Now that we have imported our custom image data, formatted them as proper feature and target numpy arrays, and split them between individual training and test data sets, we can use Keras to create another Convolutional Neural Network (CNN) and train it to classify images of cats and dogs (the holy grail of Artificial Intelligence!)
First, let's use the pickle library to bring in the data sets we generated in the previous part of the lab:
In [1]:
import pickle
pickle_file = '-catsdogs.pickle'
with open(pickle_file, 'rb') as f:
save = pickle.load(f)
X_train = save['X_train']
y_train = save['y_train']
X_test = save['X_test']
y_test = save['y_test']
del save # hint to help gc free up memory
print('Training set', X_train.shape, y_train.shape)

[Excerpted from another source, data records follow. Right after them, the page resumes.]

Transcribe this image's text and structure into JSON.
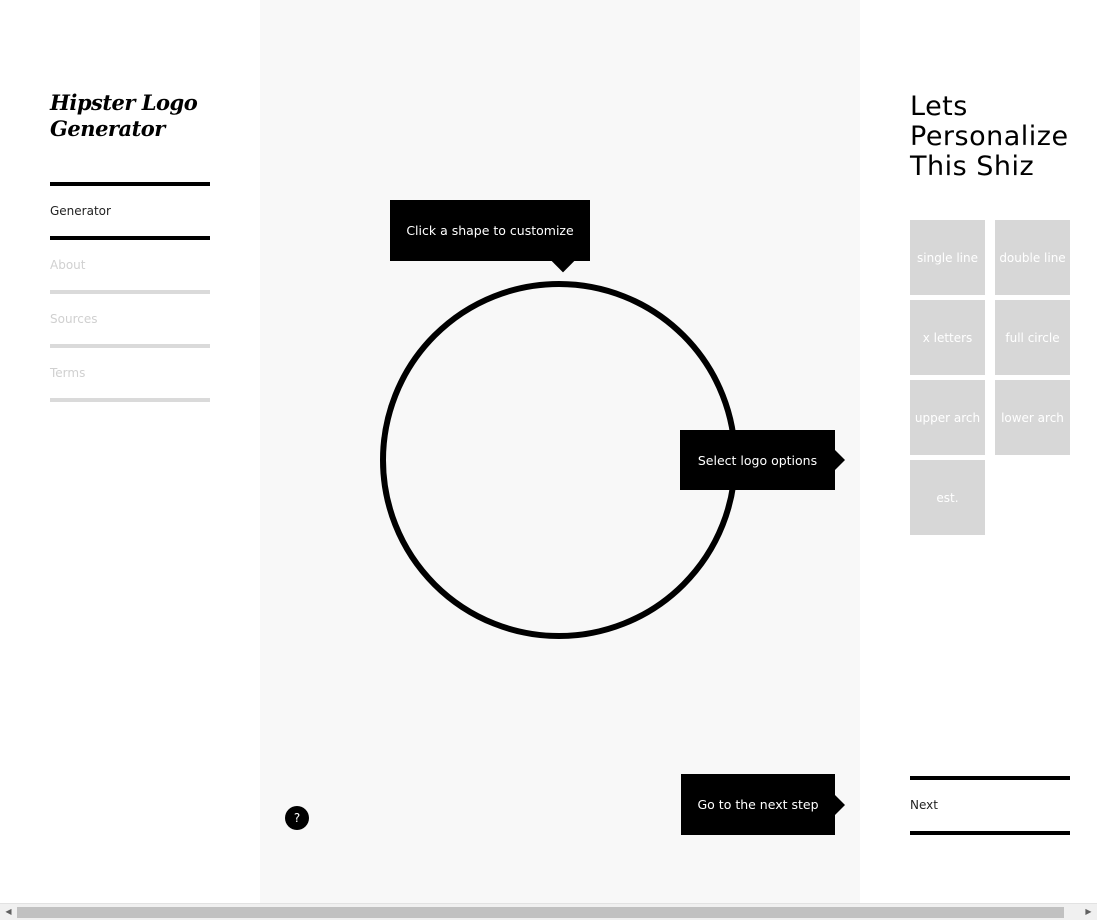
{
  "app": {
    "logo_title": "Hipster Logo Generator"
  },
  "nav": {
    "items": [
      {
        "label": "Generator",
        "active": true
      },
      {
        "label": "About",
        "active": false
      },
      {
        "label": "Sources",
        "active": false
      },
      {
        "label": "Terms",
        "active": false
      }
    ]
  },
  "canvas": {
    "shape_tip": "Click a shape to customize",
    "options_tip": "Select logo options",
    "next_tip": "Go to the next step",
    "help_label": "?",
    "shape": "full circle"
  },
  "panel": {
    "title": "Lets Personalize This Shiz",
    "options": [
      "single line",
      "double line",
      "x letters",
      "full circle",
      "upper arch",
      "lower arch",
      "est."
    ],
    "next_label": "Next"
  },
  "colors": {
    "accent": "#000000",
    "canvas_bg": "#f8f8f8",
    "option_bg": "#d7d7d7",
    "inactive_text": "#d0d0d0"
  }
}
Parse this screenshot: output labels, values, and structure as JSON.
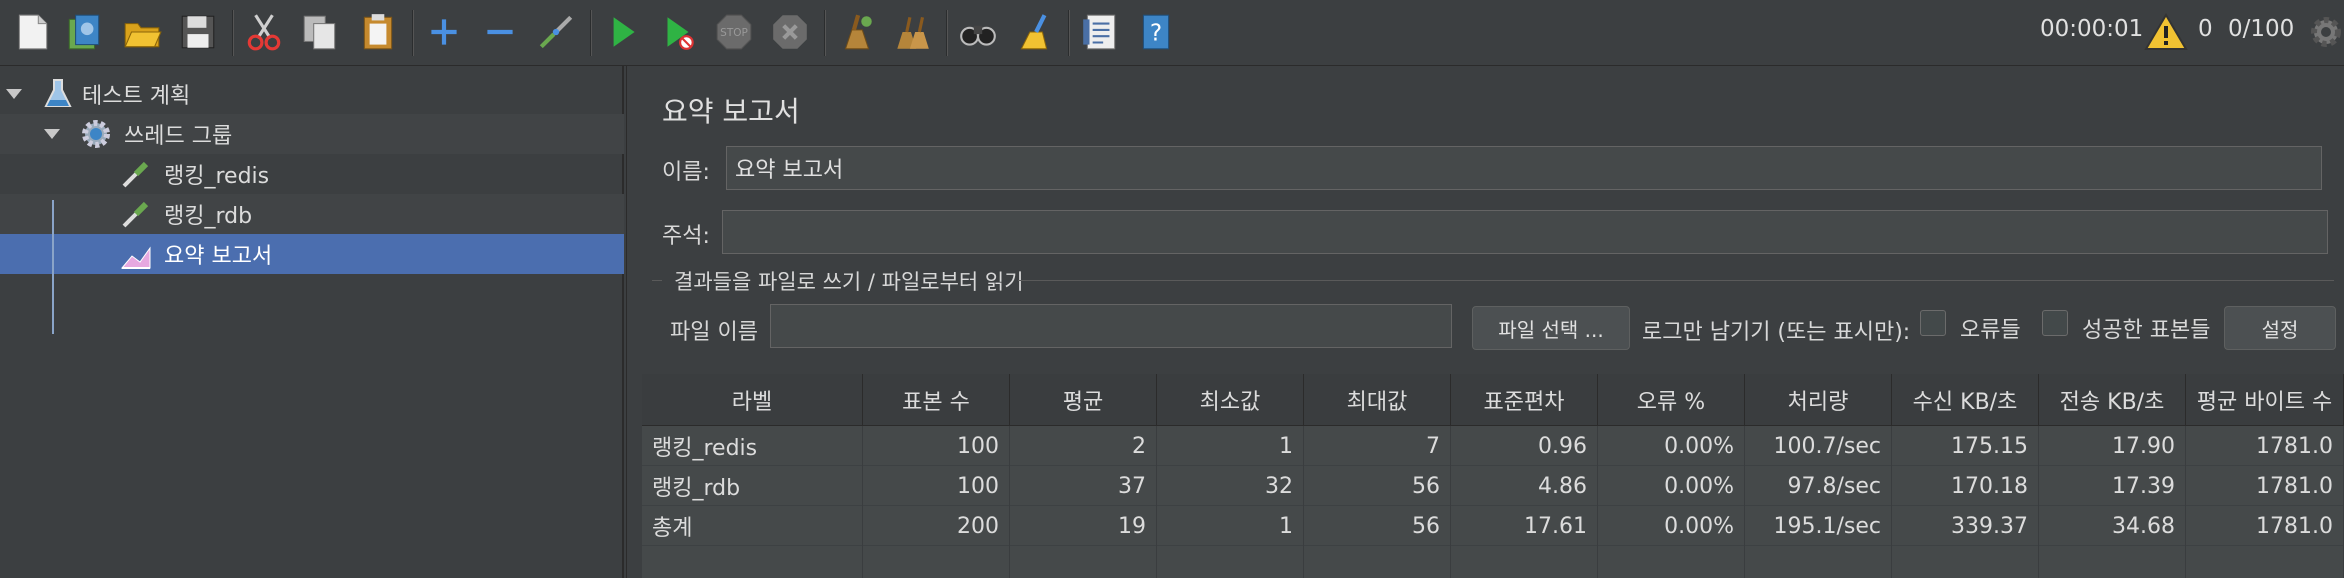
{
  "toolbar": {
    "icons": [
      "new-icon",
      "templates-icon",
      "open-icon",
      "save-icon",
      "cut-icon",
      "copy-icon",
      "paste-icon",
      "expand-icon",
      "collapse-icon",
      "toggle-icon",
      "start-icon",
      "start-no-pause-icon",
      "stop-icon",
      "shutdown-icon",
      "clear-icon",
      "clear-all-icon",
      "search-icon",
      "reset-search-icon",
      "function-helper-icon",
      "help-icon"
    ],
    "timer": "00:00:01",
    "warning_count": "0",
    "thread_count": "0/100"
  },
  "tree": {
    "items": [
      {
        "label": "테스트 계획",
        "icon": "flask-icon"
      },
      {
        "label": "쓰레드 그룹",
        "icon": "gear-icon"
      },
      {
        "label": "랭킹_redis",
        "icon": "pipette-icon"
      },
      {
        "label": "랭킹_rdb",
        "icon": "pipette-icon"
      },
      {
        "label": "요약 보고서",
        "icon": "report-icon"
      }
    ]
  },
  "panel": {
    "title": "요약 보고서",
    "name_label": "이름:",
    "name_value": "요약 보고서",
    "comment_label": "주석:",
    "comment_value": "",
    "group_title": "결과들을 파일로 쓰기 / 파일로부터 읽기",
    "filename_label": "파일 이름",
    "filename_value": "",
    "browse_button": "파일 선택 ...",
    "log_only_label": "로그만 남기기 (또는 표시만):",
    "errors_label": "오류들",
    "success_label": "성공한 표본들",
    "configure_button": "설정"
  },
  "table": {
    "headers": [
      "라벨",
      "표본 수",
      "평균",
      "최소값",
      "최대값",
      "표준편차",
      "오류 %",
      "처리량",
      "수신 KB/초",
      "전송 KB/초",
      "평균 바이트 수"
    ],
    "rows": [
      [
        "랭킹_redis",
        "100",
        "2",
        "1",
        "7",
        "0.96",
        "0.00%",
        "100.7/sec",
        "175.15",
        "17.90",
        "1781.0"
      ],
      [
        "랭킹_rdb",
        "100",
        "37",
        "32",
        "56",
        "4.86",
        "0.00%",
        "97.8/sec",
        "170.18",
        "17.39",
        "1781.0"
      ],
      [
        "총계",
        "200",
        "19",
        "1",
        "56",
        "17.61",
        "0.00%",
        "195.1/sec",
        "339.37",
        "34.68",
        "1781.0"
      ]
    ]
  }
}
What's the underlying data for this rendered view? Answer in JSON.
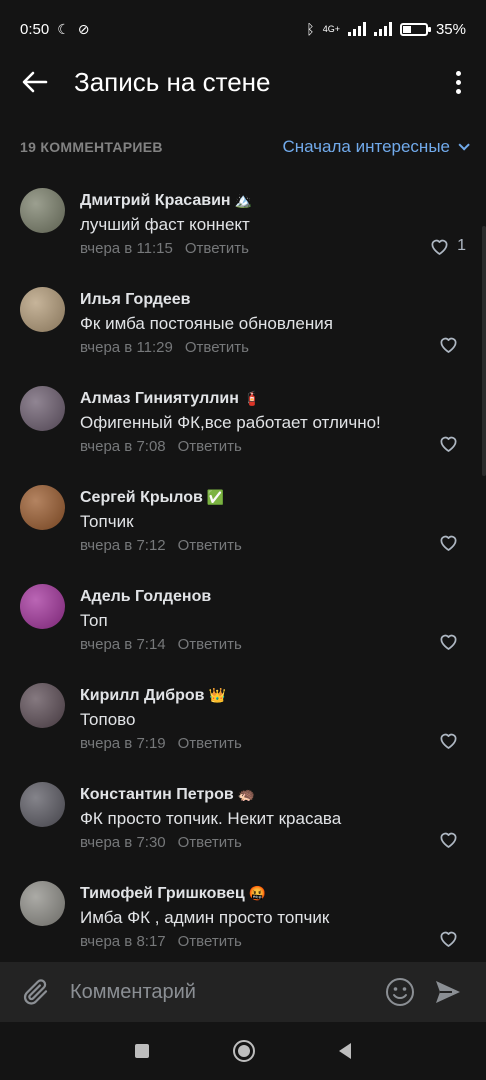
{
  "status": {
    "time": "0:50",
    "battery": "35%",
    "battery_level": 0.35,
    "network": "4G+",
    "signal_icon": "signal-icon"
  },
  "header": {
    "title": "Запись на стене"
  },
  "comments_bar": {
    "count_label": "19 КОММЕНТАРИЕВ",
    "sort_label": "Сначала интересные"
  },
  "comments": [
    {
      "name": "Дмитрий Красавин",
      "badge": "🏔️",
      "text": "лучший фаст коннект",
      "time": "вчера в 11:15",
      "reply": "Ответить",
      "likes": "1",
      "avatar_color": "#7a7f6a"
    },
    {
      "name": "Илья Гордеев",
      "badge": "",
      "text": "Фк имба постояные обновления",
      "time": "вчера в 11:29",
      "reply": "Ответить",
      "likes": "",
      "avatar_color": "#b39b78"
    },
    {
      "name": "Алмаз Гиниятуллин",
      "badge": "🧯",
      "text": "Офигенный ФК,все работает отлично!",
      "time": "вчера в 7:08",
      "reply": "Ответить",
      "likes": "",
      "avatar_color": "#6b5c6e"
    },
    {
      "name": "Сергей Крылов",
      "badge": "✅",
      "text": "Топчик",
      "time": "вчера в 7:12",
      "reply": "Ответить",
      "likes": "",
      "avatar_color": "#9a5a2c"
    },
    {
      "name": "Адель Голденов",
      "badge": "",
      "text": "Топ",
      "time": "вчера в 7:14",
      "reply": "Ответить",
      "likes": "",
      "avatar_color": "#a3329c"
    },
    {
      "name": "Кирилл Дибров",
      "badge": "👑",
      "text": "Топово",
      "time": "вчера в 7:19",
      "reply": "Ответить",
      "likes": "",
      "avatar_color": "#5c4c55"
    },
    {
      "name": "Константин Петров",
      "badge": "🦔",
      "text": "ФК просто топчик. Некит красава",
      "time": "вчера в 7:30",
      "reply": "Ответить",
      "likes": "",
      "avatar_color": "#5b5a63"
    },
    {
      "name": "Тимофей Гришковец",
      "badge": "🤬",
      "text": "Имба ФК , админ просто топчик",
      "time": "вчера в 8:17",
      "reply": "Ответить",
      "likes": "",
      "avatar_color": "#8f8e88"
    }
  ],
  "composer": {
    "placeholder": "Комментарий"
  },
  "colors": {
    "background": "#141414",
    "accent": "#71aaeb",
    "secondary_text": "#76787a"
  }
}
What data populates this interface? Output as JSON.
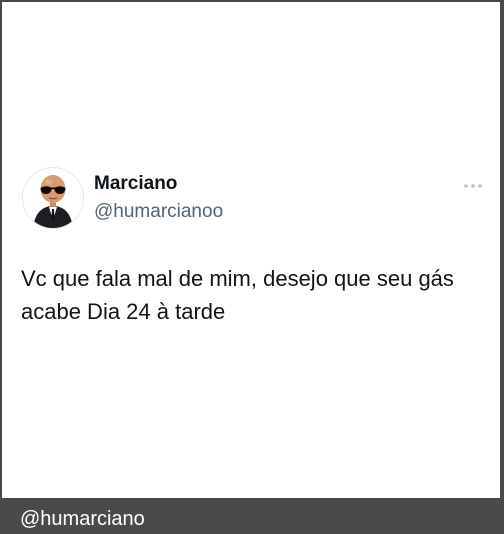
{
  "tweet": {
    "display_name": "Marciano",
    "handle": "@humarcianoo",
    "text_lines": [
      "Vc que fala mal de mim, desejo que seu gás",
      "acabe Dia 24 à tarde"
    ],
    "more_icon": "more-horizontal-icon",
    "avatar_icon": "alien-in-suit-avatar"
  },
  "footer": {
    "watermark": "@humarciano"
  },
  "colors": {
    "background": "#4a4a4a",
    "card": "#ffffff",
    "text_primary": "#0f1419",
    "text_secondary": "#536471"
  }
}
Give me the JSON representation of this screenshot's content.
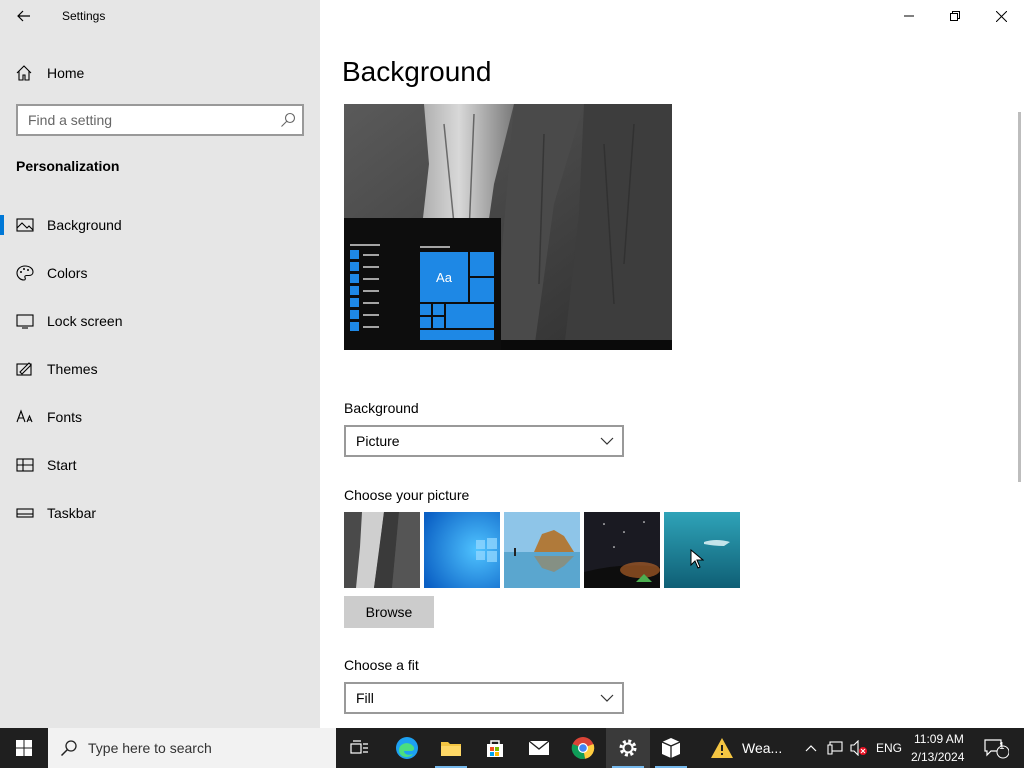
{
  "window": {
    "title": "Settings",
    "controls": [
      "minimize",
      "restore",
      "close"
    ]
  },
  "sidebar": {
    "home_label": "Home",
    "search_placeholder": "Find a setting",
    "section_title": "Personalization",
    "items": [
      {
        "label": "Background",
        "icon": "picture-icon",
        "active": true
      },
      {
        "label": "Colors",
        "icon": "palette-icon",
        "active": false
      },
      {
        "label": "Lock screen",
        "icon": "lock-screen-icon",
        "active": false
      },
      {
        "label": "Themes",
        "icon": "themes-icon",
        "active": false
      },
      {
        "label": "Fonts",
        "icon": "fonts-icon",
        "active": false
      },
      {
        "label": "Start",
        "icon": "start-icon",
        "active": false
      },
      {
        "label": "Taskbar",
        "icon": "taskbar-icon",
        "active": false
      }
    ]
  },
  "main": {
    "title": "Background",
    "preview_tile_label": "Aa",
    "background_label": "Background",
    "background_value": "Picture",
    "choose_picture_label": "Choose your picture",
    "pictures": [
      "rock-cliff",
      "windows-blue",
      "beach-rocks",
      "night-sky",
      "underwater-swimmer"
    ],
    "browse_label": "Browse",
    "fit_label": "Choose a fit",
    "fit_value": "Fill"
  },
  "taskbar": {
    "search_placeholder": "Type here to search",
    "pinned": [
      "task-view-icon",
      "edge-icon",
      "file-explorer-icon",
      "store-icon",
      "mail-icon",
      "chrome-icon",
      "settings-icon",
      "package-icon",
      "weather-icon"
    ],
    "weather_label": "Wea...",
    "language": "ENG",
    "time": "11:09 AM",
    "date": "2/13/2024",
    "notification_count": "1"
  },
  "colors": {
    "accent": "#0078d7",
    "sidebar_bg": "#e6e6e6",
    "taskbar_bg": "#1f1f1f"
  }
}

print('Test set', X_test.shape, y_test.shape)
Now that the data is imported, go through and implement the CNN from scratch based on the one developed in Lab 5.1.
Experiment with different hyper-parameters as well as different architectures for your network. If you're not getting the results you want try a deeper network by adding more convolutional or fully connected layers. Remember that with CNN's, all convolutional layers should go in the beginning, and the fully connected layers should go at the end. You can also try to make the network 'wider' by adding more depth to each convolutional layer or more neurons to the fully connected layers. If you are noticing problems with over-fitting you can experiment with larger dropout rates or other regularlization strategies.
You can also experiment with filters of a larger size in the convolutional layers. Larger filters will capture more information in the image at the expense of longer training times. For more information about the tradeoffs between depth and width in a CNN, you can read this paper:
https://arxiv.org/pdf/1409.1556.pdf
Known as the 'VGG paper', this research is currently one of the state-of-the-art benchmarks for image recognition using CNN's. The authors' hypothesis for the paper was that depth in a CNN (total number of layers) is much more important than the size of the filters or the depth within each convolutional layer. Thus they used very small filter sizes (only 3x3) but focused on making the networks as deep as possible. If you are still getting poor results and want to develop a deeper network, a good place to start would be to try to implement one of the networks from the 'VGG paper'. The deepest ones will probably take too long to train without having a dedicated graphics card, but you should be able to train one of the medium ones (for example network 'B') using just the virtual machine developed in the first lab.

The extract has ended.